Der wird ihm dafür bei Steven Black wieder zurecht gesetzt, der seine Porträts von Freunden und Kommilitonen in einem klaren Raumnetz verortet. Der junge Australier mit Studienabschluss an der Leipziger Hochschule für Grafik und Buchkunst ist die Überraschung der Ausstellung, denn einerseits versteht er sein altmeisterliches Metier, andererseits ahmt er derartig schamlos Giacometti nach, dass man ihn nicht so leicht vergessen wird. Und sei es der rot gepolsterte Stuhl, auf dem sich seine Figuren positionieren und damit das Zentrum des Atelieruniversums markieren (550 bis 650 Euro).

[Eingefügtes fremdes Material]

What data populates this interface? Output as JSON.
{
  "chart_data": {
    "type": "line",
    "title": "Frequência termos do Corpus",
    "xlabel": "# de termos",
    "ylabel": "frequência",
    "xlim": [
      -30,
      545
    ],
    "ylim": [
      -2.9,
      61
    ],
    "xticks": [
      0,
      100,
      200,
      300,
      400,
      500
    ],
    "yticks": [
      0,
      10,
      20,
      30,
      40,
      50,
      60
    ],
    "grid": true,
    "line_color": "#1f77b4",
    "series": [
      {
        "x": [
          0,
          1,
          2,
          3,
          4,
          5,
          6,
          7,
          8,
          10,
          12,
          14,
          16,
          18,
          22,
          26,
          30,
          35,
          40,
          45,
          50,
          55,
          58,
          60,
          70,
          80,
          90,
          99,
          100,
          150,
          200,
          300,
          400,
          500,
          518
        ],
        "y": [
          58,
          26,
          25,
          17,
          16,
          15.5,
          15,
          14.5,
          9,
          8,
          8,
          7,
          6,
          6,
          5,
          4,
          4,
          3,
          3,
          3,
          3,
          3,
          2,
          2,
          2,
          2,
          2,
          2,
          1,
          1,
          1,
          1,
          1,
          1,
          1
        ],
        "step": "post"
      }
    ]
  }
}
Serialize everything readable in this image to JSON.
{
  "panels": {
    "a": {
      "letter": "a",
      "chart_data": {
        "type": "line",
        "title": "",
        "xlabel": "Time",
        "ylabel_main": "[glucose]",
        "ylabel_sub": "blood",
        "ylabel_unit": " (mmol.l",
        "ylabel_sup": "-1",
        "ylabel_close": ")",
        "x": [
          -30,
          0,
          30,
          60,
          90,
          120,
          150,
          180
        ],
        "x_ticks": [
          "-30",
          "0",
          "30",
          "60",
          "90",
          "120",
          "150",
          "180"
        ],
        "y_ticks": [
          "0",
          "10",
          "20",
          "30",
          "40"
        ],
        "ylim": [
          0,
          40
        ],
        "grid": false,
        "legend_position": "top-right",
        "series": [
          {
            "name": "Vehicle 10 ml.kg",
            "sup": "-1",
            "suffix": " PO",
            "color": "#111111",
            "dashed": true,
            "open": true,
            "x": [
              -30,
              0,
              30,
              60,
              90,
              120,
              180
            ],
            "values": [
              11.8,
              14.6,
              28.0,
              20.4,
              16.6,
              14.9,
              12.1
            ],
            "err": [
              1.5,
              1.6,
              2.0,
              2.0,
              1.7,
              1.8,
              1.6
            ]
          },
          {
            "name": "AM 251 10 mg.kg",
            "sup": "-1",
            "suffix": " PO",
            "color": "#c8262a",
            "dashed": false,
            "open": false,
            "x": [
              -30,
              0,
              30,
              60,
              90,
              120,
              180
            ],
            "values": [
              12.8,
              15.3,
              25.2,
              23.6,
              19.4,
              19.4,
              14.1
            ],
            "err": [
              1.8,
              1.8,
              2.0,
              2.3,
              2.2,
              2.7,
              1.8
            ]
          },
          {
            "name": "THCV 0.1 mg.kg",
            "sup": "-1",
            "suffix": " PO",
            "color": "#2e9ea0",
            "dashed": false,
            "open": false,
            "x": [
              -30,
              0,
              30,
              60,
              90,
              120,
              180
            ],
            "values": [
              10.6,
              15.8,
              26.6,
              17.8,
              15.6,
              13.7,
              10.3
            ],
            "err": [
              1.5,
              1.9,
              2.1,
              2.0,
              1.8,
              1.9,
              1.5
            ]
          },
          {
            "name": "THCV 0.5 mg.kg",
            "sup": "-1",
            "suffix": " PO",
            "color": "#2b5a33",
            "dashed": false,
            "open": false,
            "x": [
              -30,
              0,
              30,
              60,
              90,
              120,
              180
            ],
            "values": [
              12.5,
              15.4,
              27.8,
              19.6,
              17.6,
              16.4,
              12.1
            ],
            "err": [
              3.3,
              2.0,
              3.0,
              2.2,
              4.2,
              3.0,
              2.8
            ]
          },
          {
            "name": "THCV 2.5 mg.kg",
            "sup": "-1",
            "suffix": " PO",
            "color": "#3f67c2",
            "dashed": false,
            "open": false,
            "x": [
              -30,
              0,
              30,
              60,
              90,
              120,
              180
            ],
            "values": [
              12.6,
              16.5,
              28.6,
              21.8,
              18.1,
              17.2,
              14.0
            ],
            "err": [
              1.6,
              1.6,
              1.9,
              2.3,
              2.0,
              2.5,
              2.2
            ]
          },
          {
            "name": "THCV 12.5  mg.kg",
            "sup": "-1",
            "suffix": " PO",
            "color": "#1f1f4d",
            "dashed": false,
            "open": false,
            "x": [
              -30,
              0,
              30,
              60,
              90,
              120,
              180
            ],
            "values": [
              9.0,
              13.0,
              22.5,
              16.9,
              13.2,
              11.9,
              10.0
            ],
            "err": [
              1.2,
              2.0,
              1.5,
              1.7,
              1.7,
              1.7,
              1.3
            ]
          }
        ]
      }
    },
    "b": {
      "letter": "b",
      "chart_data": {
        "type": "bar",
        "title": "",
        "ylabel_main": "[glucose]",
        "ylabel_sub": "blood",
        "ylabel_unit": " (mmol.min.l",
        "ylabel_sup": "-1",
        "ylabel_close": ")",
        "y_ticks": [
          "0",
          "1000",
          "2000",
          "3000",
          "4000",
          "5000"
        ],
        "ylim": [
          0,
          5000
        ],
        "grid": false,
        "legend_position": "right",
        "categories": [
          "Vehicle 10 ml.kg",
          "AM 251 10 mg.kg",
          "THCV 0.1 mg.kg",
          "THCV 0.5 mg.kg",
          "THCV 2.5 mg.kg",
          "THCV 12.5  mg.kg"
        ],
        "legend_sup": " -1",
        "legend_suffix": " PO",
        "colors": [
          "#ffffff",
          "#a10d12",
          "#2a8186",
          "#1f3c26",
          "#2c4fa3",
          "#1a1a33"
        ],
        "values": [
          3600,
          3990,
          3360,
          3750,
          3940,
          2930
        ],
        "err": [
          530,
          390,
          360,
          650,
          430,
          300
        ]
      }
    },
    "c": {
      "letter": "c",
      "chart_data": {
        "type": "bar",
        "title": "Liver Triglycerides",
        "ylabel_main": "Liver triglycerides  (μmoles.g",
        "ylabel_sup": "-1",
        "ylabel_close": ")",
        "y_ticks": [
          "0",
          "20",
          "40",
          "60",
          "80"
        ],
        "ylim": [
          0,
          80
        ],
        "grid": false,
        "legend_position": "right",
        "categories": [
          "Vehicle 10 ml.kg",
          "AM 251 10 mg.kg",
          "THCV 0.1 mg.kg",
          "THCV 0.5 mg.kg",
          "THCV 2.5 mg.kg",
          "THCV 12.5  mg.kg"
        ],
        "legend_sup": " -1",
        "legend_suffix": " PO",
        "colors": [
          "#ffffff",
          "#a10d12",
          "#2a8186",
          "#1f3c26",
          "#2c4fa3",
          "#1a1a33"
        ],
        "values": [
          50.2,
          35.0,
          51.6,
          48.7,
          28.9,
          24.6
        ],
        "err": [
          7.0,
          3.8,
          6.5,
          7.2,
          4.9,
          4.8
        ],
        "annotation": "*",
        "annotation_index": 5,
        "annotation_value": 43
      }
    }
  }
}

Wäre da noch Wawrzyniec Tokarski, der wie Reski zu den Teilnehmern der Malereiausstellung im Frankfurter Kunstverein gehörte. Kokett fragt er neben einem Selbstporträt mit einer der Zeitung entnommenen Schlagzeile „Was hat die Szene von mir zu erwarten: Vorauseilender Gehorsam!“ (2500 Euro). Ganz so schlimm ist es wohl nicht, auch wenn der polnische Künstler mit Wohnsitz Berlin recht windschnittig seine Motive aus den verschiedenen Medien sampled. Neben dem Bonmot ist ihm ein überraschend aktueller Treffer gelungen „international waiting, 24 hrs“ ist da neben dem Motiv der Gedächtniskirche zu lesen (1100 Euro). Wofür das Warten ursprünglich beim Entstehen des Bildes stand, wird zur Nebensache. Für einen Moment wird Macht und Ohnmacht der Malerei spürbar. Das Label „subversiv, sexy und stilvoll“ sei deshalb nachgesehen.

Michael J. Wewerka Galerie, Budapester Straße 18, bis 26. April; Dienstag bis Freitag 11–19 Uhr, Sonnabend 11–17 Uhr. Fortsetzung der Ausstellungsreihe am 29. April und 10. Juni.